MEXICO CITY (AP) — A U.S. government crime-fighting recognition has been given to the head of a Mexican police unit that includes some officers who have been charged with the January killing of 19 people, including Guatemalan migrants.

The northern border state of Tamaulipas said Wednesday that the award was given to Arturo Rodríguez, the head of an elite state police force known as the Special Operations Group.

A dozen of the 150 officers on the force, known by its Spanish initials as GOPES, are on trial for allegedly killing 14 Guatemalan migrants and five other people, whose bodies were found shot and burned near the U.S. border late in January.

The Tamaulipas state government said the award came from the U.S. Drug Enforcement Administration and the U.S. Immigration and Customs Enforcement’s Homeland Security Investigations unit, or HSI.

“The outstanding service that GOPES has carried out in fighting crime was recognized, along with the cooperation that exists between the Tamaulipas government and the DEA and HSI in fighting cross-border crime,” the state said in a press release.

The U.S. Embassy did not respond Thursday to a request for confirmation of the award.

The state government said GOPES is “one of the key units of the state police, and has highly specialized personnel,” and its officers have made over 300 arrests in the last two years, including “priorities among the leadership of organized crime groups.” It said they have seized 1,000 weapons, 1,200 vehicles and about $3.5 million in cash.

In 2019, prosecutors charged that the same unit, then operating under a different name, pulled eight people from their homes in the border city of Nuevo Laredo, posed them in clothing and vehicles to make them look like criminals, and shot them to death.
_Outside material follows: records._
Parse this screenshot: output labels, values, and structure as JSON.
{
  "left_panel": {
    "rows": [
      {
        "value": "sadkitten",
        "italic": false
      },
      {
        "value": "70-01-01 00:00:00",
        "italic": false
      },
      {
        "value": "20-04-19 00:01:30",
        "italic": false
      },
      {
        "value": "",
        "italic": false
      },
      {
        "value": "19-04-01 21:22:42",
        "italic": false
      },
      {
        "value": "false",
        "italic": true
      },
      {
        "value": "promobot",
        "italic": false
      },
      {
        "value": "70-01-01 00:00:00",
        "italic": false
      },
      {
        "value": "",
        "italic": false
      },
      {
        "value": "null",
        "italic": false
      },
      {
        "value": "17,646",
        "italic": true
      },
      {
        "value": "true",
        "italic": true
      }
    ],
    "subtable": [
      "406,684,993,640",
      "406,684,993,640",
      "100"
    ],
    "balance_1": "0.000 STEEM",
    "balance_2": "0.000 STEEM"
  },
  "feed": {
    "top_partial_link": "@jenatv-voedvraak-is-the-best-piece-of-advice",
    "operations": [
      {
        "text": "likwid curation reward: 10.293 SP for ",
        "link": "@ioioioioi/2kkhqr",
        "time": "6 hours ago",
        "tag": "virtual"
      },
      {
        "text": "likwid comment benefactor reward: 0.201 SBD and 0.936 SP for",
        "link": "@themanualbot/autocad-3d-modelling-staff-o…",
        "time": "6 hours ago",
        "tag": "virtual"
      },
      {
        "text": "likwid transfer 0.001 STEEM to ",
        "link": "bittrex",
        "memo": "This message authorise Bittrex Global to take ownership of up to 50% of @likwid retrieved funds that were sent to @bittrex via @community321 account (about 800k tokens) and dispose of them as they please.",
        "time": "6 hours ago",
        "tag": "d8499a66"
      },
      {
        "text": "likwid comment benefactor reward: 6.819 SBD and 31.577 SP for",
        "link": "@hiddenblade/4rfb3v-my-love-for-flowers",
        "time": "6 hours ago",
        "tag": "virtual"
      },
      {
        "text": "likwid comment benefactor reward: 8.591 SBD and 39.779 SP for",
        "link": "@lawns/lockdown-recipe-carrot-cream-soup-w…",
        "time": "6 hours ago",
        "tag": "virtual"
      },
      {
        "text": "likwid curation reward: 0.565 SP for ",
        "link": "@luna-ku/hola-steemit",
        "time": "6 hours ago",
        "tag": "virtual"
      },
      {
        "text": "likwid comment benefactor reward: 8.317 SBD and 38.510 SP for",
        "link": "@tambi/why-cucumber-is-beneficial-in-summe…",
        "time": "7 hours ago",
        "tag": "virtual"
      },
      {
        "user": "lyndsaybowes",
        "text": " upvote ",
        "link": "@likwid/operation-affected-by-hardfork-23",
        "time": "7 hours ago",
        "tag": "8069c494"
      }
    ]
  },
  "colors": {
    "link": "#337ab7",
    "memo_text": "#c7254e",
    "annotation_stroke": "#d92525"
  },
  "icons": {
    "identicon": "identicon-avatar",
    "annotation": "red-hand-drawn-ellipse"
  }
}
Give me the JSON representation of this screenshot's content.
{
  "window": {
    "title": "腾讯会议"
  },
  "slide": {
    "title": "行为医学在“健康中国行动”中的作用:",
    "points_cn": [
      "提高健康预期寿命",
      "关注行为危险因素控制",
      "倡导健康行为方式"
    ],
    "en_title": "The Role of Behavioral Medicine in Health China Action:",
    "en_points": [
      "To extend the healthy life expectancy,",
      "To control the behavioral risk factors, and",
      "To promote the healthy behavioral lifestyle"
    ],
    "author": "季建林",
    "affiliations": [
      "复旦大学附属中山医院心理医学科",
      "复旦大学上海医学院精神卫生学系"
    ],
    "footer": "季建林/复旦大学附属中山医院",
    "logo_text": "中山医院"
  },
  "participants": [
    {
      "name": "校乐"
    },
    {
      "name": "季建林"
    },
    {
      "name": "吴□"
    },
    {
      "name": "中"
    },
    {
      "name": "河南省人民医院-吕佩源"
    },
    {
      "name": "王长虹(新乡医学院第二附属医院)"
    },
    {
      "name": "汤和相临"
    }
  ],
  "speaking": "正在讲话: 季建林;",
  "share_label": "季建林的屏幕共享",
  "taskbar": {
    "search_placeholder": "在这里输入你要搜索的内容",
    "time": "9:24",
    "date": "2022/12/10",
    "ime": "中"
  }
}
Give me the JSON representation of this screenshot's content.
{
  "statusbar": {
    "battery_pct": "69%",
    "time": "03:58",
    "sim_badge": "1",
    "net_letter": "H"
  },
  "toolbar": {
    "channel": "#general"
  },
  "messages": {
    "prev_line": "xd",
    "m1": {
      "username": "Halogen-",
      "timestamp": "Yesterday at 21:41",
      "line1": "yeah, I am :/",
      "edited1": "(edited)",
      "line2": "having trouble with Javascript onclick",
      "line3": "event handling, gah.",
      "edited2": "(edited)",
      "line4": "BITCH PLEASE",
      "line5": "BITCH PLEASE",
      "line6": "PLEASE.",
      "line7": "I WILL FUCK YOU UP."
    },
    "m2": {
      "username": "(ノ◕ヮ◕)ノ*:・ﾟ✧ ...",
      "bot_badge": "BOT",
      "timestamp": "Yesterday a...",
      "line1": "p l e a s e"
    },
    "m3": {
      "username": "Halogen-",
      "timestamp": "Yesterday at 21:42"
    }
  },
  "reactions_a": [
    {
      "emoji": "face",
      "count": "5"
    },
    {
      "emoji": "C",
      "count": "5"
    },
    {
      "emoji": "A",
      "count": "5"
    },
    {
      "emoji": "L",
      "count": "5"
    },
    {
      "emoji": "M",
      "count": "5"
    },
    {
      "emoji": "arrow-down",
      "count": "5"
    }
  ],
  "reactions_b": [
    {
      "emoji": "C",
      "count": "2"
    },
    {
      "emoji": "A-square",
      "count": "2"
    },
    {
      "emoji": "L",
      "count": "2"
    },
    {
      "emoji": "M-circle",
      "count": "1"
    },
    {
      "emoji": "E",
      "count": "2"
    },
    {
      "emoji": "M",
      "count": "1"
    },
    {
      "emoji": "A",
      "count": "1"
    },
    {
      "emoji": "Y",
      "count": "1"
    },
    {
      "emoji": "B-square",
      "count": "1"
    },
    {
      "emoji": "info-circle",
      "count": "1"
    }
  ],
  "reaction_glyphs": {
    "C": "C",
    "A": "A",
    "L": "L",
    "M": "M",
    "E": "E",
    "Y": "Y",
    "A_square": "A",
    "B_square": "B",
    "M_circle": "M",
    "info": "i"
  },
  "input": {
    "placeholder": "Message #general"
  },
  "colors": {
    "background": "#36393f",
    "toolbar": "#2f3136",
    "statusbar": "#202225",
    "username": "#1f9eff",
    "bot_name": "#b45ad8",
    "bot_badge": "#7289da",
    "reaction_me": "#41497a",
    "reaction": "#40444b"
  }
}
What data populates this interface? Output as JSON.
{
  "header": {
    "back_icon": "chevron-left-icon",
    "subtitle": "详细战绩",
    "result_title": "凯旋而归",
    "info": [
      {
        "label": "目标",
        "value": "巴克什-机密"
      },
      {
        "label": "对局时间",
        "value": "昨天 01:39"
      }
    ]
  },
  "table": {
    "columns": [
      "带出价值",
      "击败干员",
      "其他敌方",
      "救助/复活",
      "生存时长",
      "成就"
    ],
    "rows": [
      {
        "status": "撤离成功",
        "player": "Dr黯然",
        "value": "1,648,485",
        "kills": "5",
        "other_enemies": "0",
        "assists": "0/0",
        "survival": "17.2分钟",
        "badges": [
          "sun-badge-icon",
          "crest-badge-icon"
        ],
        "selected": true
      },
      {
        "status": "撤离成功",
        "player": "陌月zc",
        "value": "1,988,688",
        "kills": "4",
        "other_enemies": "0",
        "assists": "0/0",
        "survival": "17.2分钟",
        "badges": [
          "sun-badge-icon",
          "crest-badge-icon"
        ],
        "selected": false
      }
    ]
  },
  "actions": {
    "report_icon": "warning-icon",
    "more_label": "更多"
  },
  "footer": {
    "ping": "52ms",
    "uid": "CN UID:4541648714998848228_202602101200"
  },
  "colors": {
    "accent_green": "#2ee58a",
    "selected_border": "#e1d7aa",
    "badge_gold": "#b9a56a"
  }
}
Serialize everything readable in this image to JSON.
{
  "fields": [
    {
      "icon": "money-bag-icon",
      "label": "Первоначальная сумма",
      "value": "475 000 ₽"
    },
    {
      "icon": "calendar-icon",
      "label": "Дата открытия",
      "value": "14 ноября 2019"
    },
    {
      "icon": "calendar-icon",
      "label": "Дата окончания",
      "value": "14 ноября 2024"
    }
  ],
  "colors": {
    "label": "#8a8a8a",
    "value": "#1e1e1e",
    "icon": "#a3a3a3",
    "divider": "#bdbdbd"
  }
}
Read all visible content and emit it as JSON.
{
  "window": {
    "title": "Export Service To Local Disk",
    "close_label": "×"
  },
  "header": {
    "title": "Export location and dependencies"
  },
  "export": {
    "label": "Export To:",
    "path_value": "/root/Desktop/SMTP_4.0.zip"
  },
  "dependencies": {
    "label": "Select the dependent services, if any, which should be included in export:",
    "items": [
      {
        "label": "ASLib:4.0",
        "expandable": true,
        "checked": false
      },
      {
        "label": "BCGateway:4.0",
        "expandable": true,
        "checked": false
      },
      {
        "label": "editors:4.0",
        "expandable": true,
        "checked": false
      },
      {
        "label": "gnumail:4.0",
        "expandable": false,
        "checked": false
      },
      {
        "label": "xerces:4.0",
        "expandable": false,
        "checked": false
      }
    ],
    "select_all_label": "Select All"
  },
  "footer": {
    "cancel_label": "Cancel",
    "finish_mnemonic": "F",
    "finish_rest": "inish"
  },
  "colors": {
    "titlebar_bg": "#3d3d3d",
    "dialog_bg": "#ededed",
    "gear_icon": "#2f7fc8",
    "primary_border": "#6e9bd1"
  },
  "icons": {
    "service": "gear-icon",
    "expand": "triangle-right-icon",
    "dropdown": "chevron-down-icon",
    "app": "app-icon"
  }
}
The group was also accused of other abuses, and GOPES was created in 2020 from its remnants.

A federal legislator filed a non-binding resolution in Mexico’s Congress in early January to protest beatings and robberies by GOPES.

In November, a Tamaulipas business association charged that the unit’s officers had broken into a member’s home and stolen cash, other belongings and appliances. The group said the victim even took remote photos through her home’s security cameras showing uniformed officers with guns slung over their backs robbing her house. No officers were punished.

Tamaulipas has seen rival drug cartels fighting over turf for over a decade, and the cartels coopted so many municipal police forces that the state dissolved them all and began relying on better-trained state police officers. Then the federal government’s withdrawal of Mexican marines, who once provided much of the heavy firepower for law enforcement in the state, encouraged the state to create elite units like GOPES.